When you enter the actual town of Jackson Hole, you’ll find a main square decorated with arches made of elk antlers. This homey touch would lead you to believe that this is the Old West, cowboy and mountain man country. But today the only cowboys and mountain men in Jackson are CEOs and Hollywood stars rich enough to fly in and pretend to be cowboys and mountain men on weekends and holidays.
In spite of its high real estate prices and faux ranchers, however, Jackson redeems itself with its spectacular setting at the foot of the Teton Range. The highest of several sharp peaks, Grand Teton, towers 7,000 feet above the valley floor, where the Snake River and several creeks meander through forests and farm land.
Activities? There’s a lot to do here, including hiking, fishing, horseback riding, rafting, biking, and golf. You can also participate in a chuckwagon dinner if you’re in the mood for gentrified cowboy food.

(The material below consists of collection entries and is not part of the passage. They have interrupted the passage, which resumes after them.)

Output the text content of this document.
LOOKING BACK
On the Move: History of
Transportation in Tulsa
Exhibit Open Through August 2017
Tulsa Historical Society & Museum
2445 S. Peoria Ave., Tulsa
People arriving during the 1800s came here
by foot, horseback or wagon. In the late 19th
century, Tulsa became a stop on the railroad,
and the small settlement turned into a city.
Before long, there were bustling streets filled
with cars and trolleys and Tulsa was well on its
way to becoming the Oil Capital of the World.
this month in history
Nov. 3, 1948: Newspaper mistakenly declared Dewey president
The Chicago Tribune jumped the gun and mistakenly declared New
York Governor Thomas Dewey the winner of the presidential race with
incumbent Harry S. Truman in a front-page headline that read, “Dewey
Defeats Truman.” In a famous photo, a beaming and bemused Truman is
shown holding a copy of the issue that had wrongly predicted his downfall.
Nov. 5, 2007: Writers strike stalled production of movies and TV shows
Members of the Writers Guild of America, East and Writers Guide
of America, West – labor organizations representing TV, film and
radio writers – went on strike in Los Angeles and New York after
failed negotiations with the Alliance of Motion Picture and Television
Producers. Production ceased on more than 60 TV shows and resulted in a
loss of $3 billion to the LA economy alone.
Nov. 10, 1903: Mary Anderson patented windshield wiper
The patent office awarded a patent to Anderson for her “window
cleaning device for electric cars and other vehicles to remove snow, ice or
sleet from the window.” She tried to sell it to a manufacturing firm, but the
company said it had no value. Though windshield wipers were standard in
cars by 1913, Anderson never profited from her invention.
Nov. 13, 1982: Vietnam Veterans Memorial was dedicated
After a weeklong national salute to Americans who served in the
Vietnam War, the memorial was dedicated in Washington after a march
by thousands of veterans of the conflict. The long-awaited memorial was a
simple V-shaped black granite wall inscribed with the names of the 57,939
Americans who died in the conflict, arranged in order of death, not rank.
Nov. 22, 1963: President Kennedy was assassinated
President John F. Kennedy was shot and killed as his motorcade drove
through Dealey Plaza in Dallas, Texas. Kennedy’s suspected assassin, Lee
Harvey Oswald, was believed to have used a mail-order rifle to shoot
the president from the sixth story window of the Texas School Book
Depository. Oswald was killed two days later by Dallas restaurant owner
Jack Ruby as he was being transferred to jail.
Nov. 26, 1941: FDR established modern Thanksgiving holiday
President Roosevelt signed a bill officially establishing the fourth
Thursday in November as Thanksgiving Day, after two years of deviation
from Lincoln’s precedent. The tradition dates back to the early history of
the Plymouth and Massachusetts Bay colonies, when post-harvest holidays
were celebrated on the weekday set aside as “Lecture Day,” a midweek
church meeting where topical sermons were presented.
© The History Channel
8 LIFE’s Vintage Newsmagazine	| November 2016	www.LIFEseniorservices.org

Where to stay? The Four Seasons Resort in nearby Teton Village has five stars from Forbes Travel Guide. A one-bedroom suite with a view of the Tetons runs around $2000 a night.
For additional snob leverage, drop the “Hole” and just call the place “Jackson,” like the locals do.
Suggested snob usage: “Twenty-five million dollars may seem a little pricey for a cabin we’ll use only once or twice a year, but hey, it’s in Jackson. We look at it as an investment.”